De Havilland Canada DHC-1 Chipmunk
|TRAINER||Virtual Aircraft Museum / Canada / De Havilland Canada|
The de Havilland Canada DHC-1 Chipmunk was designed to succeed de Havilland's classic Tiger Moth biplane trainer. Flying for the first time at Downsview, Toronto on 22 May 1946, the tandem- seat stressed-skin monoplane was the first indigenous design of de Havilland Aircraft of Canada Ltd. The prototype, put through its paces by Pat Fillingham from the parent company at Hatfield, was powered by a 108kW de Havilland Gipsy Major 1C. Chipmunks built to the prototype's specification were designated DHC-1B-1, while those with a Gipsy Major 10-3 were designated DHC-1 B-2. Most Canadian-built Chipmunks had a bubble canopy.
Downsview built 218 Chipmunks, the last in 1951. Two were evaluated by the Aeroplane and Armament Experimental Establishment at Boscombe Down. As a result, the fully-aerobatic Chipmunk was ordered from Hatfield and Chester to Specification 8/48 as an ab initio trainer for the RAF.
The RAF received 735 Chipmunks out of 1,014 manufactured in the UK. The first to wear RAF roundels were flown by the Oxford University Air Squadron from February 1950; thereafter, the type replaced the Tiger Moth with all 17 university air squadrons, as well as equipping many RAF Volunteer Reserve flying schools in the early 1950s. National service pilots underwent their initial training on the 'Chip', which served intermittently at the RAF College, Cranwell.
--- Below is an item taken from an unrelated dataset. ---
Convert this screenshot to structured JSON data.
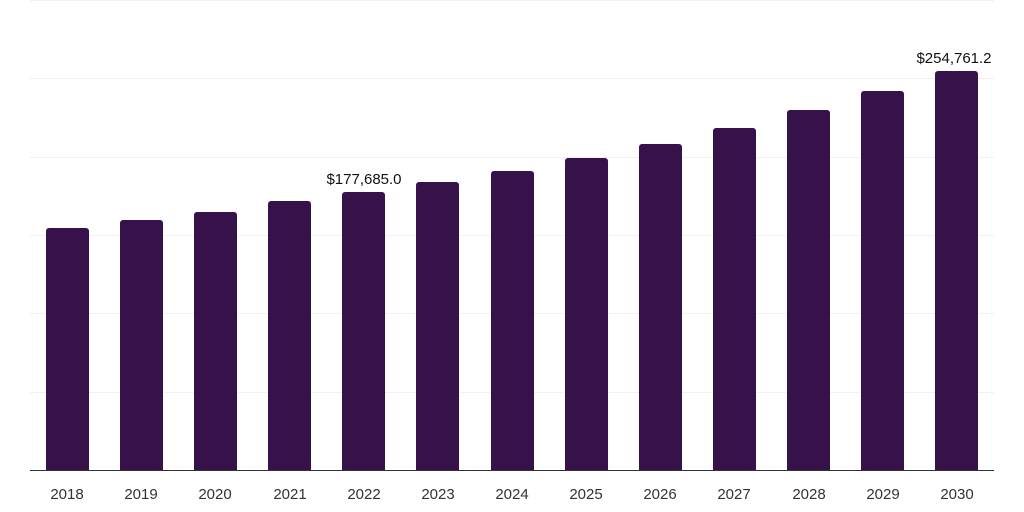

A few Chipmunks of No. 114 Squadron were pressed into service in Cyprus on internal security flights during the troubles of 1958.
Under an agreement concluded between de Havilland and the General Aeronautical Material Workshops (OGMA) of Portugal 60 Chipmunks were licence-manufactured from 1955 for the Portuguese air force, and the type was still being operated by this service until replaced in 1989. Other users included Burma, Ceylon, Chile, Colombia, Denmark, Egypt, Eire, Iraq, Jordan, Lebanon, Malaya, Saudi Arabia, Syria, Thailand and Uruguay.